The Story of Shit by Midas Dekkers

The Story of Shit by Midas Dekkers

Author:Midas Dekkers [Midas Dekkers]
Language: eng
Format: epub
Publisher: The Text Publishing Company
Published: 2018-01-02T00:00:00+00:00


German soldiers even had rules for shitting during the First World War: not from the side but in the ‘squatting position’.

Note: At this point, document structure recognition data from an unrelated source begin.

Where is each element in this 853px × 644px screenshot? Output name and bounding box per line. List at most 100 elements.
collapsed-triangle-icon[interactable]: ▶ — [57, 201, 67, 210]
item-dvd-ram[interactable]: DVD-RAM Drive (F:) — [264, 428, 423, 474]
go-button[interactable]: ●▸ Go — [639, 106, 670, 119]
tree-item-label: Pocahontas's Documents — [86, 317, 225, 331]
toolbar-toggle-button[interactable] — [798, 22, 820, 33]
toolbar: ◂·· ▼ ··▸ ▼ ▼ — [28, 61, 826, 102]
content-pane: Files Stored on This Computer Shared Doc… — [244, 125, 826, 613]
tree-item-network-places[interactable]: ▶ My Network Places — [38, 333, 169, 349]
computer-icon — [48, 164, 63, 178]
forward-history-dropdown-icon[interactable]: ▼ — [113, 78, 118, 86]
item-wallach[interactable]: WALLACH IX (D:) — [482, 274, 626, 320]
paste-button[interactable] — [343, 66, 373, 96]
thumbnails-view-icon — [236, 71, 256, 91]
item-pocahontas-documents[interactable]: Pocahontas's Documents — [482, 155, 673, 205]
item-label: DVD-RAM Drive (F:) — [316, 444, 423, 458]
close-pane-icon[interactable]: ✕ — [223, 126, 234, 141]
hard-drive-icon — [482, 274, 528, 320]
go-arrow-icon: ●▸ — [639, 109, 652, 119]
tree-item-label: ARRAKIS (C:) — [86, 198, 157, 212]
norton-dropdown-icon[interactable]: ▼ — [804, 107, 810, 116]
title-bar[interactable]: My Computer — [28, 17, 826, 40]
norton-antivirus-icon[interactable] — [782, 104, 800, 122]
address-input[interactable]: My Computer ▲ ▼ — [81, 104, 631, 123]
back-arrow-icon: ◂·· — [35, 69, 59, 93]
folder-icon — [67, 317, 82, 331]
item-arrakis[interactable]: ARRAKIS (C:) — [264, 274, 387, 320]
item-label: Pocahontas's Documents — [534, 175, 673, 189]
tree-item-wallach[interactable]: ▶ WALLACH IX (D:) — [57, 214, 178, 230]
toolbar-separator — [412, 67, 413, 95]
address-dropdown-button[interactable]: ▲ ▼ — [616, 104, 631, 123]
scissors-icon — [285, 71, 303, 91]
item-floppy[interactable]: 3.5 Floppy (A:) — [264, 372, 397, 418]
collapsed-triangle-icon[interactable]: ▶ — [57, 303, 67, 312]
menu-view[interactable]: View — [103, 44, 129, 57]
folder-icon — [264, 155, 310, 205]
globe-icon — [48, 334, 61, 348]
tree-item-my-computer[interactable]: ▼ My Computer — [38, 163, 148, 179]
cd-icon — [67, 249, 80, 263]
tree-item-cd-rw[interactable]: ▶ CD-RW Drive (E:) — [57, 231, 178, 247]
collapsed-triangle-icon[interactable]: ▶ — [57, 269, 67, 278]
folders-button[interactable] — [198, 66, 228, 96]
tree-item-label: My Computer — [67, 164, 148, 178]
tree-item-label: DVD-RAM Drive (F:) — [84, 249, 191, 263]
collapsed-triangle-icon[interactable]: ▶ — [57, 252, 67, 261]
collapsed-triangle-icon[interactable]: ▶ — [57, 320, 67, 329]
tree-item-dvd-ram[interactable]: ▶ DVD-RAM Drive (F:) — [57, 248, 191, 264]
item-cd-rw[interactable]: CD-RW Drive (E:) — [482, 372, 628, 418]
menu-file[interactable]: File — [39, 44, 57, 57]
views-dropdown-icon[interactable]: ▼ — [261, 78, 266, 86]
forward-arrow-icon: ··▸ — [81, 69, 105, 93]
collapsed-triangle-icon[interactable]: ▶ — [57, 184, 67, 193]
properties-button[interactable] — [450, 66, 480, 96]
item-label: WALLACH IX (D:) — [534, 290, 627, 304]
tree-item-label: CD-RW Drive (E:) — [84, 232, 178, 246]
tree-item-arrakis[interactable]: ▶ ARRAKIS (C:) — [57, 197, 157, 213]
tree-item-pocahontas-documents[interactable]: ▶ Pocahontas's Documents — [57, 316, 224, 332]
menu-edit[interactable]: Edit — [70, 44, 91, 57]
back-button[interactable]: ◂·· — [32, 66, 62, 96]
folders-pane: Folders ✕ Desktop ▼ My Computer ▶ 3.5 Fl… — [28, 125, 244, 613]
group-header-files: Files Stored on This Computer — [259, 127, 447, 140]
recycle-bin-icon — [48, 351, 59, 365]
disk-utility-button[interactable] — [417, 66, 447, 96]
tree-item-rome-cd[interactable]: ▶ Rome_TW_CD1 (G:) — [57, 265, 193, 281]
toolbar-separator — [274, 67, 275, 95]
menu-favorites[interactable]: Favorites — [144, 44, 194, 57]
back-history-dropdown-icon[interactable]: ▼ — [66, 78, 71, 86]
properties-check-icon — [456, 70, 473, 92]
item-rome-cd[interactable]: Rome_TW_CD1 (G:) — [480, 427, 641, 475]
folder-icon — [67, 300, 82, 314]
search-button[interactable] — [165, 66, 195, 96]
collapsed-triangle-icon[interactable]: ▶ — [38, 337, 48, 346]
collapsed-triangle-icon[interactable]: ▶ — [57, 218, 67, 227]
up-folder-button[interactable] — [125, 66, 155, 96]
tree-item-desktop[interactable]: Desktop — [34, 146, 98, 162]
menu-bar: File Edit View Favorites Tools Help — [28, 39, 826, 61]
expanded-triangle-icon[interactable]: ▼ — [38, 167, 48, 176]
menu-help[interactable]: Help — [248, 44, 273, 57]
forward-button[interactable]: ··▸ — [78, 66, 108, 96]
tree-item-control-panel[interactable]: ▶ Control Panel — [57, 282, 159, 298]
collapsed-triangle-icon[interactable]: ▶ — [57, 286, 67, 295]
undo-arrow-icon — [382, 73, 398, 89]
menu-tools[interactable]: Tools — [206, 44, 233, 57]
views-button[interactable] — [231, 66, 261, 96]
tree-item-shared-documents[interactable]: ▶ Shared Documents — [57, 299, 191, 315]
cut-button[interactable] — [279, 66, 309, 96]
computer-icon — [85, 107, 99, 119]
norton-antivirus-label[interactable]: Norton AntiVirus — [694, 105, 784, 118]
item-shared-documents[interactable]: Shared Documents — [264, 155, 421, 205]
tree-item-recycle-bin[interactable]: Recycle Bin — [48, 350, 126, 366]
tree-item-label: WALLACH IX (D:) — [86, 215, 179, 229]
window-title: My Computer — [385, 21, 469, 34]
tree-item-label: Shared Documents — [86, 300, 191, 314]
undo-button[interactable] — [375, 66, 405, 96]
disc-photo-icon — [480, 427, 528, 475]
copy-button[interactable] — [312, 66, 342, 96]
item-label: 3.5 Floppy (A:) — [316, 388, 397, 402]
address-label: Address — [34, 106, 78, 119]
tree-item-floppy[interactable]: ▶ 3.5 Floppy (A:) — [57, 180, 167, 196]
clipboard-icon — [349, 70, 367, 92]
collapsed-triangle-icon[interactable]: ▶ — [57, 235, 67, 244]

Having reached the rectum after its long journey, the turd is ready and wants to get out. But it’s not quite that easy. Usually it comes up against a closed door: the anus. And before it reaches the back door itself, the shit has to pass through the gateway to the anal canal, where the intestine bores through the muscular pelvic floor. The twist in the puborectalis muscle serves as a storm door. When it pulls the intestine forward it forms a sharp 80-degree angle. Should any shit slip through anyway, it gets sent back like a truant child. This is where the anal canal makes use of a good trick: it squeezes together at the exit more often than at the entrance. The back door itself shuts as firmly as the cap of a tube, except that instead of a twist-off cap there’s a sphincter muscle. No turd, no drip, no cloud of gas can escape. ‘Poems are made by fools like me,’ urologist Victor Marshall taught his students in order to impart a bit of respect for the anus, ‘but only God can make a sphincter.’ The anal sphincter is made with a double wall. The inner wall is just the extension of the intestinal sphincters. Like every smooth muscle, the action of the innermost sphincter is involuntary. It simply relaxes as soon as a sufficient amount of shit presents itself. But most of the time it keeps itself tightly closed, a condition of which it never tires. The outermost sphincter, on the other hand, is dead beat after a minute of squeezing. Like all true striated muscles its action is voluntary, although it’s sometimes disobedient.

Once your brain has granted permission, the puborectalis muscle relaxes, the twist in the rectum slackens to a 125-degree angle, and the pelvis drops, anus and all. Now the pelvic floor is like a hungry funnel, ready to receive the turd and push it out with the help of the diaphragm muscles and the muscles of the abdominal wall. But sometimes something gets in the way. Oncoming traffic. That’s what happened to a carpenter’s apprentice from Great Yarmouth in around 1725. According to an article in Philosophical Transactions with the telling title ‘An Account of a Fork Put up the Anus, that Was Afterwards Drawn Out Through the Buttock’, he reported to Mr John Ranby, Surgeon F.R.S., with the tines of a fork protruding from his bottom.

Being costive, he put the said Fork up his Fundament, thinking by that Means to help himself, but unfortunately it slipt up so far, that he could not recover it again. It is 6 Inches and a half long, a long Pocket-Fork; the Handle is Ivory, but is dyed of a very dark-brown Colour; the Iron Part is very black and smooth, but not rusty.